Is the intention of this code-path to prevent mesh reconciliation if pka == nil || pka == 0? Or am I misunderstanding?

https://github.com/squat/kilo/blob/4be792ea543a9c2656574ec060b335c587244a3d/pkg/mesh/topology.go#L291

FWIW, I'm not bothered about keeping otherwise silent connections alive through NAT

sbaildon commented 2 years ago

Some mysterious behaviour I don't quite understand; I have a peer configuration called phone that is intended for my well, uh, phone, which didn't cause mesh reconciliation—I'm tailing kilo's logs. My phone is connected to the same WiFi network, there's no cellular involved here.

apiVersion: kilo.squat.ai/v1alpha1
kind: Peer
metadata:
  name: laptop
spec:
  allowedIPs:
  - 10.5.0.1/32
  publicKey: SzhsHapvJy61urzHTAvx3Iu7ANlO+PGbsPy/mKY8U10=
  persistentKeepalive: 0
---
apiVersion: kilo.squat.ai/v1alpha1
kind: Peer
metadata:
  name: phone
spec:
  allowedIPs:
  - 10.5.0.2/32
  publicKey: urgVgSoHEwG5/7q0k5NpjWSBpAyxPfhvdT/v0zd561o=
  persistentKeepalive: 0

Taking a stab in the dark that something is up with the laptop peer, I created a third peer, dummy, and connected from my laptop. No good; there's mesh reconciliation there too.

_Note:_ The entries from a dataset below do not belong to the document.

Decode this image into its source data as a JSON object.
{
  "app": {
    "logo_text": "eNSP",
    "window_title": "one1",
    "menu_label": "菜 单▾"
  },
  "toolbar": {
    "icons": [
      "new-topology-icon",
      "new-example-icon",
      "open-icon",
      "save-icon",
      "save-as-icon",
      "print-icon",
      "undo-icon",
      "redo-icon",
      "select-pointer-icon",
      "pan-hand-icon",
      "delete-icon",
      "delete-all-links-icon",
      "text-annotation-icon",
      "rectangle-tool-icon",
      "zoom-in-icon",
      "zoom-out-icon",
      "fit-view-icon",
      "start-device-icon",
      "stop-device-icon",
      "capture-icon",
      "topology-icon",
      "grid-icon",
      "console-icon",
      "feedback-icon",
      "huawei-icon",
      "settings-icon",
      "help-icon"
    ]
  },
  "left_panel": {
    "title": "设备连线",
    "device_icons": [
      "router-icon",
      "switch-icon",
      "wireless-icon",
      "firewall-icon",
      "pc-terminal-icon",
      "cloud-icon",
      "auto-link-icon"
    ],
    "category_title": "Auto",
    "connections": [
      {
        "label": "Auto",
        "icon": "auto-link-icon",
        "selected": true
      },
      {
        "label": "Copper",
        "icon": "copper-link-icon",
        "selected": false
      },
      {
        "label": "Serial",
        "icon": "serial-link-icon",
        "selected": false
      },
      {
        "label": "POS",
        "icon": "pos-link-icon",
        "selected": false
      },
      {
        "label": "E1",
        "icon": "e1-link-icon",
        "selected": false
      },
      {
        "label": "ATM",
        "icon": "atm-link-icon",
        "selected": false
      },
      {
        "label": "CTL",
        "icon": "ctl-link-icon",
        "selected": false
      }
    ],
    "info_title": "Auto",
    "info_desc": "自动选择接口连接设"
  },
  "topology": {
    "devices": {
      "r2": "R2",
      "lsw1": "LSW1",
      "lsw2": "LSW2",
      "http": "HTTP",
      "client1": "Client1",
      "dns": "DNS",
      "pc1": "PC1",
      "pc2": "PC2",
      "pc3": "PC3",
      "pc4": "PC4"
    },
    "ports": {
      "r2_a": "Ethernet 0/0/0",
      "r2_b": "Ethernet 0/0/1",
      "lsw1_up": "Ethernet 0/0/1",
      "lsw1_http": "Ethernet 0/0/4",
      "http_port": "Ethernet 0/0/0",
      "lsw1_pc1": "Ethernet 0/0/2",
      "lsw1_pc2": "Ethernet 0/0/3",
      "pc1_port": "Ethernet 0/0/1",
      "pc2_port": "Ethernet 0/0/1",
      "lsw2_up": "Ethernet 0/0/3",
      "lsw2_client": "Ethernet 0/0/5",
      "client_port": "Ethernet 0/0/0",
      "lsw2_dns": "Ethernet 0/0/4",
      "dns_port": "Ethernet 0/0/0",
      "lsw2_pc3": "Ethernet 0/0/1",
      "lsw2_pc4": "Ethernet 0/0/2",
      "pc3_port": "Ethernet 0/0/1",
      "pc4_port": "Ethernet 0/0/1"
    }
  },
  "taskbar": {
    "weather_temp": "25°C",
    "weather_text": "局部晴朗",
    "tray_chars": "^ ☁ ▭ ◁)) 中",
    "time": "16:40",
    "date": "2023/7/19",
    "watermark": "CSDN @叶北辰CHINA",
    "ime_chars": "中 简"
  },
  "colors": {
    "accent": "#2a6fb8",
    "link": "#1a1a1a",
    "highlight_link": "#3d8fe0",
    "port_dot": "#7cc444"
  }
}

apiVersion: kilo.squat.ai/v1alpha1
kind: Peer
metadata:
  name: dummy
spec:
  allowedIPs:
  - 10.5.0.3/32
  publicKey: AzckRiPfM30PNbyX/kxCv59YlIfaoj/hVU7LPkxuuAw=
  persistentKeepalive: 0

Okay, so now thinking something is up with the clients, I migrate the laptop peer config to my phone and connect from there. No good; reconciliation again. I try dummy from my phone. Also reconciliation.

So now the reverse—export the phone peer and import it on my laptop. Strange—there's no reconciliation at all. For whatever reason the phone peer doesn't cause any undesired behaviour.

sbaildon commented 2 years ago

I moved the private key from dummy to phone, kept the rest the same; mesh reconciliation.

Reset phone back to the original keypair—no reconciliation.

🤯